Input Size | LUT(K) | Reg(K) | BRAM | URAM | DSP | Clock(MHz) | FPS | Bit file |
---|---|---|---|---|---|---|---|---|
320x320 | 147 | 195 | 445 | - | 360 | 120 | 65.1 | bit |
The host sends image data with the following signals. In the figure, t_cyc means the clock cycle time of the CNN processing.
The in_data signal consists of 26 bits.
- in_data[25]: 1 - on the first pixel of a frame, 0 - o.w.
- in_data[24]: 1 - on the first pixel of a line, 0 - o.w.
- in_data[23:16]: Red
- in_data[15:8]: Blue
- in_data[7:0]: Green
The CNN processing board sends the detection results with the following signals. In the figure, t_cyc means the clock cycle time of the CNN processing.
The out_data signal consists of 16 bits.
out_data[15:13] | out_data[12:0] |
---|---|
000 | 7 bit class number (1~81) |
001 | 8 bit probalility (0.xxxxxxxx) |
010 | xmin |
011 | xmax |
100 | ymin |
101 | ymax |
The counting value out_data[15:13] increments 0 to 5 at the rising edge of in_strb. The remainig bits of out_data changes accordingly.

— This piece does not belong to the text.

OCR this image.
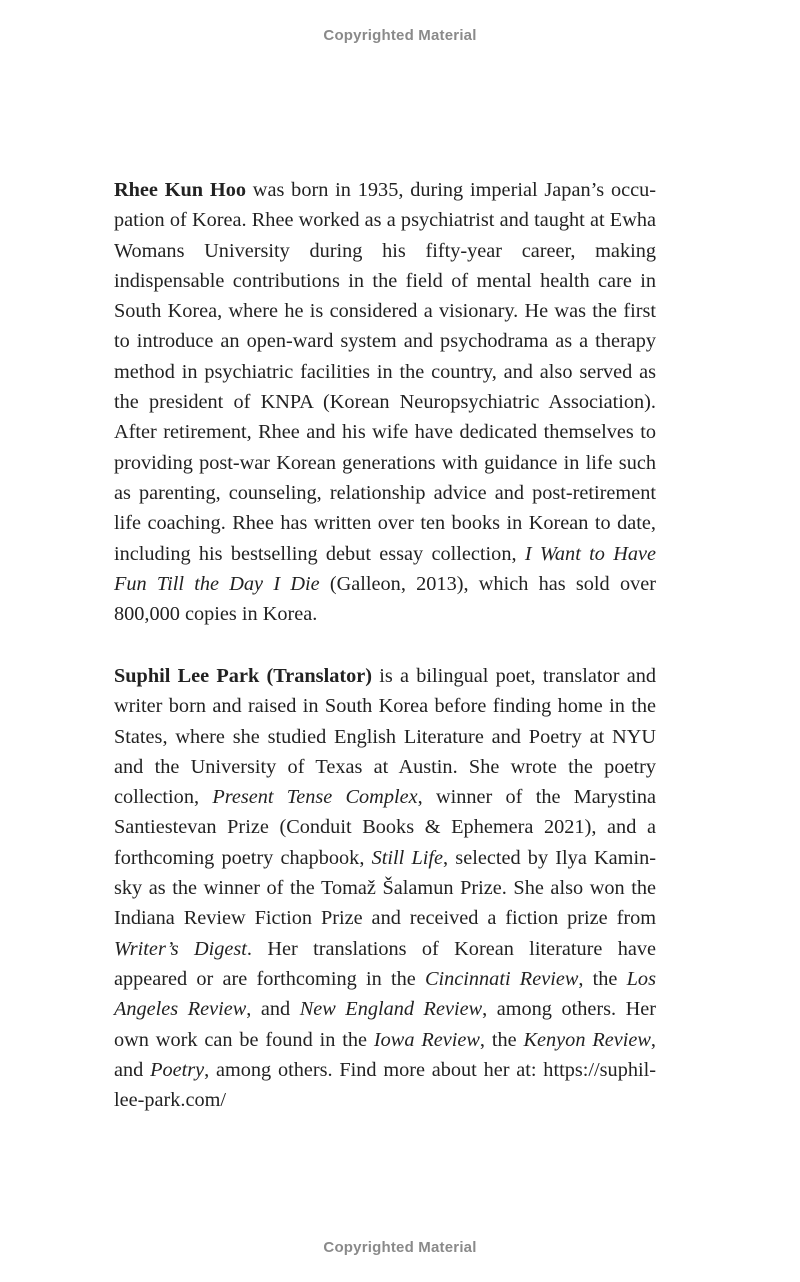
Copyrighted Material

Rhee Kun Hoo was born in 1935, during imperial Japan’s occupation of Korea. Rhee worked as a psychiatrist and taught at Ewha Womans University during his fifty-year career, making indispensable contributions in the field of mental health care in South Korea, where he is considered a visionary. He was the first to introduce an open-ward system and psychodrama as a therapy method in psychiatric facilities in the country, and also served as the president of KNPA (Korean Neuropsychiatric Association). After retirement, Rhee and his wife have dedicated themselves to providing post-war Korean generations with guidance in life such as parenting, counseling, relationship advice and post-retirement life coaching. Rhee has written over ten books in Korean to date, including his bestselling debut essay collection, I Want to Have Fun Till the Day I Die (Galleon, 2013), which has sold over 800,000 copies in Korea.

Suphil Lee Park (Translator) is a bilingual poet, translator and writer born and raised in South Korea before finding home in the States, where she studied English Literature and Poetry at NYU and the University of Texas at Austin. She wrote the poetry collection, Present Tense Complex, winner of the Marystina Santiestevan Prize (Conduit Books & Ephemera 2021), and a forthcoming poetry chapbook, Still Life, selected by Ilya Kaminsky as the winner of the Tomaž Šalamun Prize. She also won the Indiana Review Fiction Prize and received a fiction prize from Writer’s Digest. Her translations of Korean literature have appeared or are forthcoming in the Cincinnati Review, the Los Angeles Review, and New England Review, among others. Her own work can be found in the Iowa Review, the Kenyon Review, and Poetry, among others. Find more about her at: https://suphil-lee-park.com/

Copyrighted Material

Nexys Video board is used for the example host board. The HDMI project of Nexy Video was modifed.
- Download the project. (For your information, FMC connection XDC)
- Make a system as follows.
- Run Nexys Video as instructed in the HDMI project.
- Program the CNN processing board with a bit file as in Section 1.2.1.